Pour conclure, le S&OP identifie correctement de nombreux défis qui restent au cœur des supply chains d'aujourd'hui, comme le besoin d'avoir un alignement à l'échelle de toute l'entreprise, et l'importance d'appuyer les décisions sur des données. Cependant, les recettes qui sont offertes par les processus que l'on appelle généralement S&OP sont dépassées.

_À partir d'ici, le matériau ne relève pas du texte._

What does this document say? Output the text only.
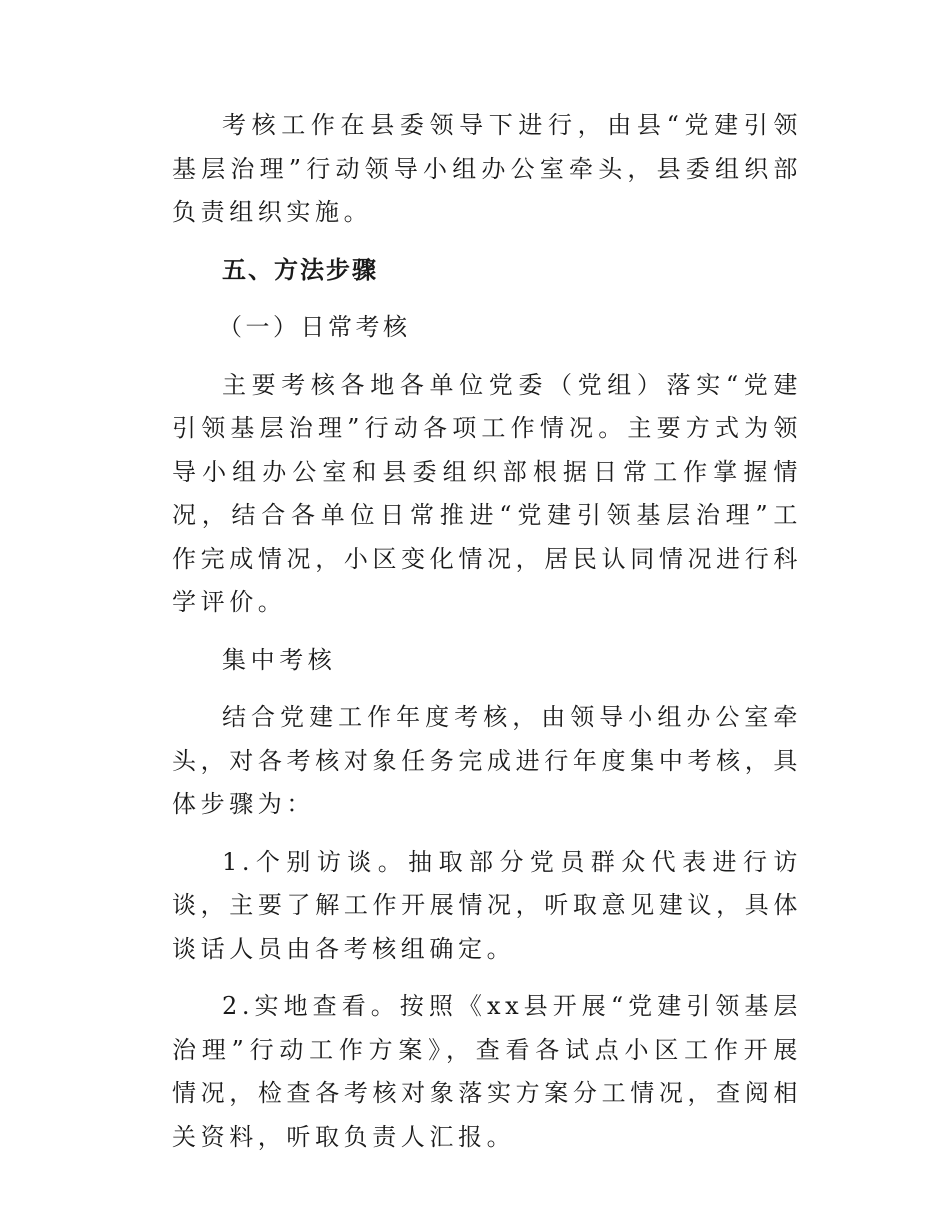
考核工作在县委领导下进行，由县“党建引领基层治理”行动领导小组办公室牵头，县委组织部负责组织实施。

五、方法步骤

（一）日常考核

主要考核各地各单位党委（党组）落实“党建引领基层治理”行动各项工作情况。主要方式为领导小组办公室和县委组织部根据日常工作掌握情况，结合各单位日常推进“党建引领基层治理”工作完成情况，小区变化情况，居民认同情况进行科学评价。

集中考核

结合党建工作年度考核，由领导小组办公室牵头，对各考核对象任务完成进行年度集中考核，具体步骤为：

1.个别访谈。抽取部分党员群众代表进行访谈，主要了解工作开展情况，听取意见建议，具体谈话人员由各考核组确定。

2.实地查看。按照《xx县开展“党建引领基层治理”行动工作方案》，查看各试点小区工作开展情况，检查各考核对象落实方案分工情况，查阅相关资料，听取负责人汇报。
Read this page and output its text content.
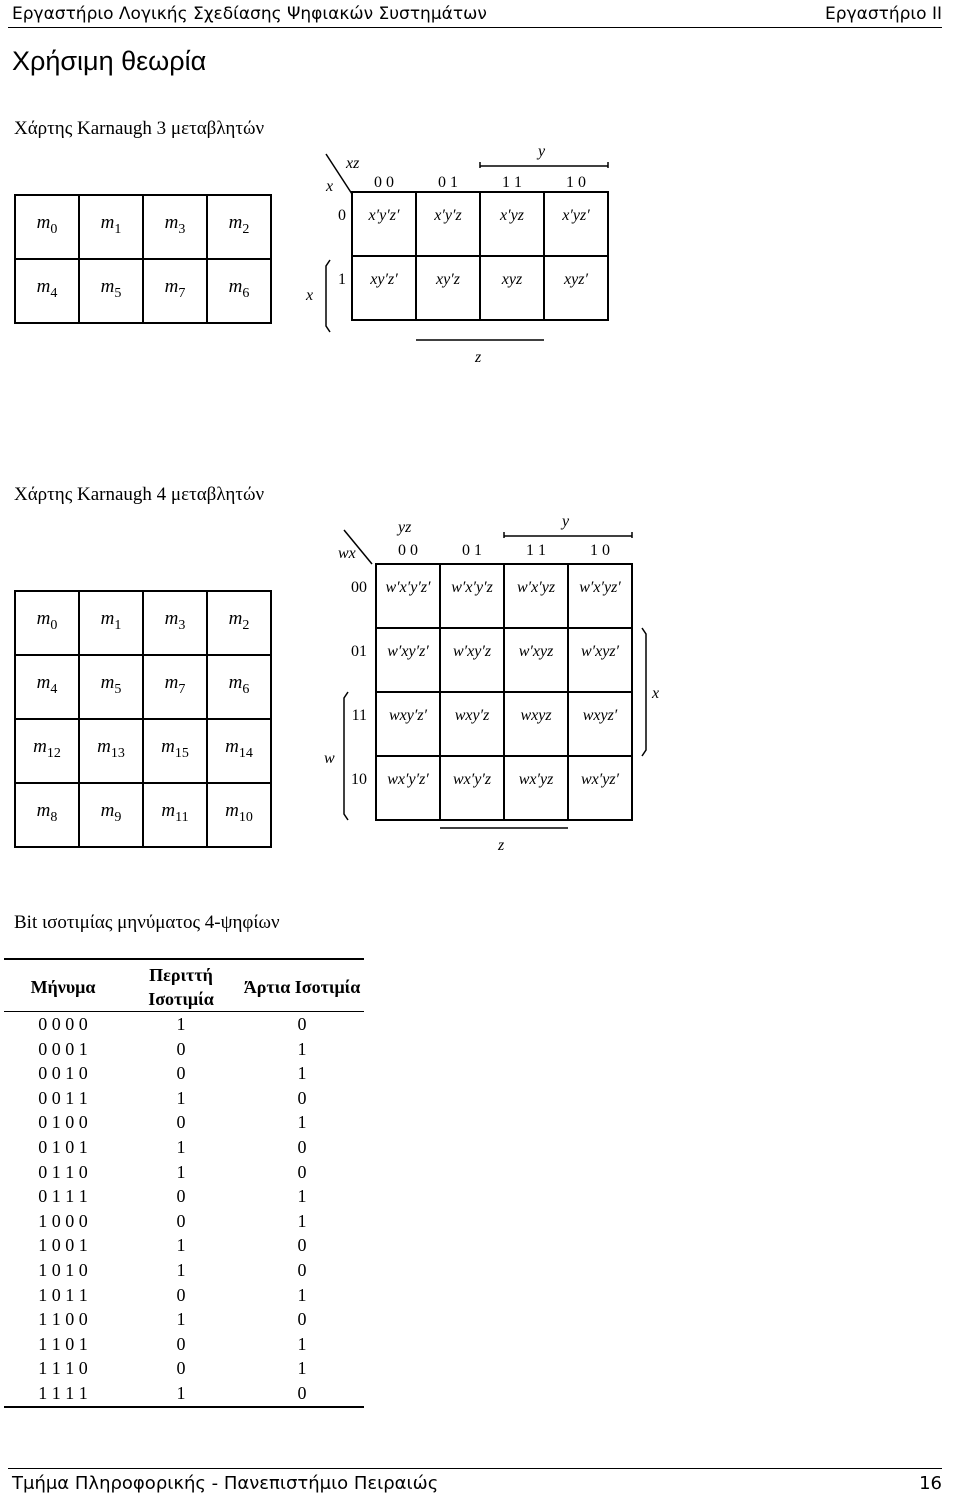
Εργαστήριο Λογικής Σχεδίασης Ψηφιακών Συστημάτων	Εργαστήριο ΙΙ
Χρήσιμη θεωρία
Χάρτης Karnaugh 3 μεταβλητών
$m_0$	$m_1$	$m_3$	$m_2$
$m_4$	$m_5$	$m_7$	$m_6$
xz
x
y
x
z
0 0	0 1	1 1	1 0
0
1
x′y′z′ x′y′z x′yz x′yz′
xy′z′ xy′z	xyz	xyz′
Χάρτης Karnaugh 4 μεταβλητών
$m_0$	$m_1$	$m_3$	$m_2$
$m_4$	$m_5$	$m_7$	$m_6$
$m_{12}$	$m_{13}$	$m_{15}$	$m_{14}$
$m_8$	$m_9$	$m_{11}$	$m_{10}$
yz
wx
y
x
w
z
0 0	0 1	1 1	1 0
00
01
11
10
w′x′y′z′ w′x′y′z w′x′yz w′x′yz′
w′xy′z′ w′xy′z w′xyz w′xyz′
wxy′z′ wxy′z wxyz wxyz′
wx′y′z′ wx′y′z wx′yz wx′yz′
Bit ισοτιμίας μηνύματος 4-ψηφίων
Μήνυμα	Περιττή Ισοτιμία	Άρτια Ισοτιμία
0 0 0 0	1	0
0 0 0 1	0	1
0 0 1 0	0	1
0 0 1 1	1	0
0 1 0 0	0	1
0 1 0 1	1	0
0 1 1 0	1	0
0 1 1 1	0	1
1 0 0 0	0	1
1 0 0 1	1	0
1 0 1 0	1	0
1 0 1 1	0	1
1 1 0 0	1	0
1 1 0 1	0	1
1 1 1 0	0	1
1 1 1 1	1	0
Τμήμα Πληροφορικής - Πανεπιστήμιο Πειραιώς	16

La vision du Lokad sur le S&OP

Les meilleures pratiques sont des cibles en constante évolution. Notre critique principale porte sur le fait que le "S&OP n'est pas rentable" : les ressources humains requises par le processus de S&OP sont "consommées" au lieu d'être "investies". Pourtant, les supply chains sont désormais pilotées par des recette numériques fournies par des logiciels. Le S&OP se concentre sur l'amélioration des résultats finaux, un processus qui est toujours en cours étant donné que les données entrées sont mises à jour continuellement. En revanche, les approches actuelles se concentrent sur l'amélioration des recettes numériques elles-mêmes, ce qui implique généralement diverses formes de statistique à haute dimension (comme l'apprentissage automatique), puis, laisse ces recettes économiques opérer sans autre intervention manuelle aucune.

Références

  • (1) Le terme de S&OP est apparu pour la première fois dans le livre "Orchestrating Success: Improve Control of the Business with Sales & Operations Planning" de Dick Ling publié en 1988.
  • (2) Le concept de silo informationnel est apparu pour la première fois dans l'article d'une page "The Functional Silo Syndrome" de Phil S. Ensor publié en 1988.